Un tribunal correctionnel de Dakar a mis jeudi en délibéré au 19 juillet son jugement au procès de 29 jihadistes présumés poursuivis pour des faits de"terrorisme".

"Le jugement sera prononcé le 19 juillet 2018 à 09H00" (locales et GMT), a déclaré, à la fin de l'audience, Samba Kâne, président de la Chambre criminelle spéciale du tribunal de Dakar.

Ce procès, placé sous haute sécurité et qui avait démarré le 9 avril, après une série de renvois depuis décembre, est le plus important à se tenir au Sénégal par le nombre de prévenus dans une affaire de ce type.

La défense a clôturé ses plaidoiries jeudi. Elle a demandé l'acquittement des 29 prévenus, dont trois femmes, poursuivis pour "actes de terrorisme par menaces d'attentat", "association de malfaiteurs, financement du terrorisme, blanchiment de capitaux", "apologie du terrorisme" et "détention d'armes sans autorisation".

Après les plaidoiries des avocats jeudi, les prévenus qui se sont exprimés ont tous rejeté les accusations à leur encontre.

>> Lire aussi : Perpétuité requise contre 11 prévenus lors du procès de jihadistes au Sénégal

"Je n'ai jamais commis les faits pour lesquels je suis poursuivi", a ainsi réaffirmé Makhtar Diokhané, décrit par le parquet comme "l'idéologue" du groupe.

Quant à Alioune Ndao, un imam de Kaolack (centre) célèbre au Sénégal et accusé d'être le "coordonnateur" du groupe, il a assuré n'avoir pas commis d'actes répréhensibles et qu'"il n'y a de juge suprême que Dieu".

Le représentant du parquet avait le 14 mai requis la peine maximale, les travaux forcés à perpétuité pour Makhtar Diokhané et 30 ans de travaux forcés contre l'imam Ndao.

Il avait également demandé l'acquittement de huit prévenus et réclamé des peines de "cinq à 10 ans" de prison et de 15 et 20 ans de travaux forcés contre les autres accusés.

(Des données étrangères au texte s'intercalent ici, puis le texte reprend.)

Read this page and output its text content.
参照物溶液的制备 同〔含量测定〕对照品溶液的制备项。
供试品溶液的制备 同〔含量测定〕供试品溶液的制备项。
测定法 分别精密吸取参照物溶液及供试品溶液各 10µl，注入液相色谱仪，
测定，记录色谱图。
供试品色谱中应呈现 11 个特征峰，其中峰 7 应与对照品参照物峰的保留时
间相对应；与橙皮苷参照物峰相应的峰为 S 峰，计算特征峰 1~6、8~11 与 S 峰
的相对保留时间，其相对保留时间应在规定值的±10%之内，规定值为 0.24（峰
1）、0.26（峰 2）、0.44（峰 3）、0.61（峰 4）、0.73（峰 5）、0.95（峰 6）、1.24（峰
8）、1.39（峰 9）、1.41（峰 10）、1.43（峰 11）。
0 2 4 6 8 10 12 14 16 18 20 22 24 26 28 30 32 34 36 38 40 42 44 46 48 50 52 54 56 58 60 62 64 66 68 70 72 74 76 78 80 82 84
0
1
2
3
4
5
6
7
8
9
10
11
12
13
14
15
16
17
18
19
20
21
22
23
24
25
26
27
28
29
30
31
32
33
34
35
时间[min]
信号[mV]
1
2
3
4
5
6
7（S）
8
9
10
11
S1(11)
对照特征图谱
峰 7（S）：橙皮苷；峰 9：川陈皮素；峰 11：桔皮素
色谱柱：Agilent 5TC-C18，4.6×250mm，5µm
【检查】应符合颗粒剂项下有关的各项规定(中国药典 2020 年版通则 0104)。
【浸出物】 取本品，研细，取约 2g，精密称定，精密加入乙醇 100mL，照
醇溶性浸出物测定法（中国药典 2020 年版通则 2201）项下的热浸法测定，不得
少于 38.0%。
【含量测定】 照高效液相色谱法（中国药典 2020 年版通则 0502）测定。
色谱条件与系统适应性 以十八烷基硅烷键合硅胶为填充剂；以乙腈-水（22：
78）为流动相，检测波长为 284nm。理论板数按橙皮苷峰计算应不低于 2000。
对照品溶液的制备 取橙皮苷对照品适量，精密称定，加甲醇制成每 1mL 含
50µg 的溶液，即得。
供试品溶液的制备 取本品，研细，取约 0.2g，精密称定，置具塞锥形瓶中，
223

>> Lire aussi : Le procès de jihadistes présumés renvoyé au 9 avril au Sénégal

Il est reproché aux prévenus, dont certains ont séjourné dans des zones contrôlées par le groupe islamiste nigérian Boko Haram, d'avoir voulu installer des bases djihadistes dans le sud du Sénégal et d'avoir envisagé d'étendre ensuite leur projet à des pays voisins tels que la Gambie, la Guinée et la Guinée-Bissau.

Pays réputé pour sa tolérance religieuse, le Sénégal compte plus de 90% de musulmans, adhérant pour la plupart à l'islam soufi, représenté par différentes confréries. Il a jusqu'ici été épargné par les attentats qui touchent d'autres pays de la région, comme le Mali ou le Burkina Faso.